If you will be using a UFW production server, please make sure to allow ports via UFW for running services.

For example, web servers usually use port 80, so use sudo ufw allow 80. You can also do this at the service level “sudo ufw allow apache”.

This burden is on your side and it is your responsibility to ensure that your server is running properly.

for Desktop usersyou can proceed with the default policies.

sudo ufw default deny incoming
sudo ufw default allow outgoing

Enable and disable UFW

For UFW to work, you must enable it:

sudo ufw enable

Doing so will start the firewall and schedule it to start every time you boot. You receive the following message:

Firewall is active and enabled on system startup.

second: If you are connected to a machine via ssh, make sure ssh is allowed before enabling ufw with an input sudo ufw allow ssh.

If you want to turn off UFW, type:

sudo ufw disable

will return:

Firewall stopped and disabled on system startup

Reload the firewall for new rules

If UFW is already enabled and you have modified the firewall rules, you need to reload it before the changes take effect.

You can restart UFW by disabling it and enabling it again:

sudo ufw disable && sudo ufw enable

or Reloading the rules:

sudo ufw reload

Reset to default firewall rules

If at any point you go wrong in any of your rules and want to go back to the default rules (ie, there are no exceptions to allow incoming or outgoing traffic), you can start over with:

sudo ufw reset

Keep in mind that this will delete all firewall configurations.

Configure the firewall with UFW (more detailed view)

Fine! You have learned most of the basic ufw commands. At this point, I’d prefer to go into more detail about configuring the firewall rule.

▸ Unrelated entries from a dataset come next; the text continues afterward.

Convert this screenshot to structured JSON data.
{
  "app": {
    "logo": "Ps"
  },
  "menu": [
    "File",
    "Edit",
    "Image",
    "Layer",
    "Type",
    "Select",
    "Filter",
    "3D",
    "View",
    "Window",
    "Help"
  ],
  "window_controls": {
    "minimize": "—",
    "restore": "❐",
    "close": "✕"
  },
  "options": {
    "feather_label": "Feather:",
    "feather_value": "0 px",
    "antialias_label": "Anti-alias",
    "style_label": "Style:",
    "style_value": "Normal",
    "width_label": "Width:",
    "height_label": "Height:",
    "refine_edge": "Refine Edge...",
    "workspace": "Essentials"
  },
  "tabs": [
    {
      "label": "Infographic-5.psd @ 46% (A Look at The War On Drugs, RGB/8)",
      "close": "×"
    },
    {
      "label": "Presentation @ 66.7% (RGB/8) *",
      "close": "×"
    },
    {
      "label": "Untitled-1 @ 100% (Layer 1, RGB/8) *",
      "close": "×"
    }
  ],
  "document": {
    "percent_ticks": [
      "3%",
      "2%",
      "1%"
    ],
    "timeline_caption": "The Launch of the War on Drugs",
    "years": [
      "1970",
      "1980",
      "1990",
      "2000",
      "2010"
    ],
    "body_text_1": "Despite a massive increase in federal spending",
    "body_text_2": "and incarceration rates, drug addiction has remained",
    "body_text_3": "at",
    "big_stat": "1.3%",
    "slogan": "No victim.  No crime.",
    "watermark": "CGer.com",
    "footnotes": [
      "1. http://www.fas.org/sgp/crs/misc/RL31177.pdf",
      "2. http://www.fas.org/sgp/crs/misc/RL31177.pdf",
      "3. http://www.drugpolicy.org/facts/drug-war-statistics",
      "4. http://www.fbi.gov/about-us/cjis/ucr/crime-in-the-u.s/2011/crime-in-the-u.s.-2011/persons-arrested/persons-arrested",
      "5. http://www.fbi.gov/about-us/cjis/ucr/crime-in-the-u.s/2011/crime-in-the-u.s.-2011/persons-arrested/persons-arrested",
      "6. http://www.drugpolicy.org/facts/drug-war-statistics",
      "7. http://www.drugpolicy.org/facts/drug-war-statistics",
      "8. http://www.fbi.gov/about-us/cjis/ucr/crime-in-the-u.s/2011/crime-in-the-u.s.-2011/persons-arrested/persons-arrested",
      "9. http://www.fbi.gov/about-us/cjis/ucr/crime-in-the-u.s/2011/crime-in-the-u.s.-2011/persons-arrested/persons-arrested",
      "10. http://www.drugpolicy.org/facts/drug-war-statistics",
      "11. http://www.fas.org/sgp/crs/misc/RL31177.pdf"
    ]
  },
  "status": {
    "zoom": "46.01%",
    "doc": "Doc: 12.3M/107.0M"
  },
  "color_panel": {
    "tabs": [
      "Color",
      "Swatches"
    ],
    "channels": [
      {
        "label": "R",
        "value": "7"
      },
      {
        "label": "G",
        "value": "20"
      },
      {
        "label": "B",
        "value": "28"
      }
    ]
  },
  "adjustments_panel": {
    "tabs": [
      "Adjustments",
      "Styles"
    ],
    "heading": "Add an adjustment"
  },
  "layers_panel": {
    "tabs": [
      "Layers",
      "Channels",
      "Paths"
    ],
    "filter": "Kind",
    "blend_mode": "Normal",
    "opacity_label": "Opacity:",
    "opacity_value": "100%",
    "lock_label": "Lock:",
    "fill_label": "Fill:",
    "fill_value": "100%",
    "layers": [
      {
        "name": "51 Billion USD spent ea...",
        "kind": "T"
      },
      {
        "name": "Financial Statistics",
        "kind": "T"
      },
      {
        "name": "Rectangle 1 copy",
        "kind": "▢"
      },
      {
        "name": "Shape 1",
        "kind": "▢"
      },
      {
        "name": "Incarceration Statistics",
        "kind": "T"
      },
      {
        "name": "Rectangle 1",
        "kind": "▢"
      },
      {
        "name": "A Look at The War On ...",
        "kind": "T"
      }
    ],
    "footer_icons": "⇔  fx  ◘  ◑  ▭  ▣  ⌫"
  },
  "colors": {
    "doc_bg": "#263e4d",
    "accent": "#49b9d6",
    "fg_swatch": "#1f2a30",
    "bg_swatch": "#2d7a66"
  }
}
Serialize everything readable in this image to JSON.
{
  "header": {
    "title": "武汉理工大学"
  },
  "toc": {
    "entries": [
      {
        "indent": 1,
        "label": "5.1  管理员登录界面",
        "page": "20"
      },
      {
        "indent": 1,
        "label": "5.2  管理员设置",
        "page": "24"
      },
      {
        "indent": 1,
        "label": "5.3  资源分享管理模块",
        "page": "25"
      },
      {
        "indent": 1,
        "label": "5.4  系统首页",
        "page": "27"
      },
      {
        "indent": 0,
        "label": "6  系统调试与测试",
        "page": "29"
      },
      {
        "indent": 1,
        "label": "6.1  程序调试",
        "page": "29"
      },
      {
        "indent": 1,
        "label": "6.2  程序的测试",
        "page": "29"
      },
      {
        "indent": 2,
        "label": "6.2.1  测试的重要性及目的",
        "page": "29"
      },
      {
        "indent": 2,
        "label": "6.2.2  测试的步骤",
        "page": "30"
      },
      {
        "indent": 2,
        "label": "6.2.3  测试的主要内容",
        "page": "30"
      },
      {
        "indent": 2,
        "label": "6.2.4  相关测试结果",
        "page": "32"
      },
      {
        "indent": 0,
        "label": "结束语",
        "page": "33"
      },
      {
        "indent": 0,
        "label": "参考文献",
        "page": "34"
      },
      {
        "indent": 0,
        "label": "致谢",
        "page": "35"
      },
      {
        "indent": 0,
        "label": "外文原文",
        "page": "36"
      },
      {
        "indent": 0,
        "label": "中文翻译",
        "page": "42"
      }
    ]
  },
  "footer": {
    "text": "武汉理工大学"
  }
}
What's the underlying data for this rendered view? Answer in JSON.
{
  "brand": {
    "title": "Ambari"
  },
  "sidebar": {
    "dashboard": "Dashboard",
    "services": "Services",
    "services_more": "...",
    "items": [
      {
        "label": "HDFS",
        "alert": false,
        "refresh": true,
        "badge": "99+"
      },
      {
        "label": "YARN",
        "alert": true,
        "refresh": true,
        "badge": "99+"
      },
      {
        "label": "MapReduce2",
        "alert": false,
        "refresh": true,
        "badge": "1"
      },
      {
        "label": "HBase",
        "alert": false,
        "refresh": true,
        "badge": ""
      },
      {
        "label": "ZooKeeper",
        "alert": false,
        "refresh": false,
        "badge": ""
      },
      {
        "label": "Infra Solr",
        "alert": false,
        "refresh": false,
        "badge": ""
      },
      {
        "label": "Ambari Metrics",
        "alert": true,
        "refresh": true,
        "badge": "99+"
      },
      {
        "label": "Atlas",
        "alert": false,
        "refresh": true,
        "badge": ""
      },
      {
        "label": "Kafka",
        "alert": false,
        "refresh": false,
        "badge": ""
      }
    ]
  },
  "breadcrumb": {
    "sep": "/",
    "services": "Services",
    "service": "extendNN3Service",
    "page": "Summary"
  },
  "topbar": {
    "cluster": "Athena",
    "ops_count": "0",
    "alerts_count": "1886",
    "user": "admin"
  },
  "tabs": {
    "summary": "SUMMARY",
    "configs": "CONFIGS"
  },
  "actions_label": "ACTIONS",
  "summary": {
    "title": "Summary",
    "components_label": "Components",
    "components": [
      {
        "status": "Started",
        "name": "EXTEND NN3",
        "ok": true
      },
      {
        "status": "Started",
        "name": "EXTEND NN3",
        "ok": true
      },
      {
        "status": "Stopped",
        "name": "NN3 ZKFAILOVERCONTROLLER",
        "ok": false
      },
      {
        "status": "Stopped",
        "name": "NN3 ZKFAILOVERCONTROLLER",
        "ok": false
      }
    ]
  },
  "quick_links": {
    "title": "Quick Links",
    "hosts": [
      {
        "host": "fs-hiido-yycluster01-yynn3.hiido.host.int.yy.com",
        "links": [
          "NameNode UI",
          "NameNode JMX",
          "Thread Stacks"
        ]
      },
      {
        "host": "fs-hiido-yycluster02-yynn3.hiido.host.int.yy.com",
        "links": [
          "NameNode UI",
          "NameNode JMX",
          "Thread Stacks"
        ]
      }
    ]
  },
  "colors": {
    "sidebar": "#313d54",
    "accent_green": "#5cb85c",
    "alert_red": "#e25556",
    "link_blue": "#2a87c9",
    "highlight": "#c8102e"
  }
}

Allow and deny by protocol and ports

This is how you add new exceptions to your firewall; Allow Enable your device to receive data from the selected service, while Denies does the opposite

By default, these commands will add rules for both IP And the IPv6. If you want to modify this behavior, you will have to modify /etc/default/ufw. they change

IPV6=yes

to me

IPV6=no

However, the basic commands are:

sudo ufw allow <port>/<optional: protocol>
sudo ufw deny <port>/<optional: protocol>

If the rule is added successfully, it will restore:

Rules updated
Rules updated (v6)

For example:

sudo ufw allow 80/tcp
sudo ufw deny 22
sudo ufw deny 443/udp

NB: If you do not include a specific protocol, the rule will apply to both TCP And the udp.

If you enable (or, if it is already running, reload) UFW and check its status, you can see that the new rules have been applied successfully.

UFW ports

You can also allow/deny Port ranges. For this type of rule, you must define a protocol. For example:

sudo ufw allow 90:100/tcp

It will allow all services on ports 90 to 100 using TCP. You can reload and check the status:

UFW Port Ranges

Allow and Deny by Services

To make things easier, you can also add rules using the service name:

sudo ufw allow <service name>
sudo ufw deny <service name>

For example, to allow ssh services and block and incoming HTTP services:

sudo ufw allow ssh
sudo ufw deny http

While doing so, UFW will read services from /etc/services. You can check the list yourself:

less /etc/services
List / etc / services

Add rules for apps

Some applications provide specific named services for ease of use and may even use different ports. One such example is ssh. You can see a list of these apps on your device with the following:

sudo ufw app list
UFW App List

In my case, the available apps cups (Network Printing System) and OpenSSH.

To add a rule to an app, type:

sudo ufw allow <application>
sudo ufw deny <application>

For example:

sudo ufw allow OpenSSH

When you reload and check the state, you should see that the rule has been added:

UFW Apps

conclusion

This was just the tip of Ice mountain Firewall. There is so much to Linux firewalls that a book can be written on them. In fact, there is already an excellent book on Linux Firewalls by Steve Suehring.

If you think setting up a firewall with UFW, you should try using iptables or nftables. Then you will realize how UFW removes the firewall configuration.

I hope you liked this beginner’s guide to UFW. Let me know if you have questions or suggestions.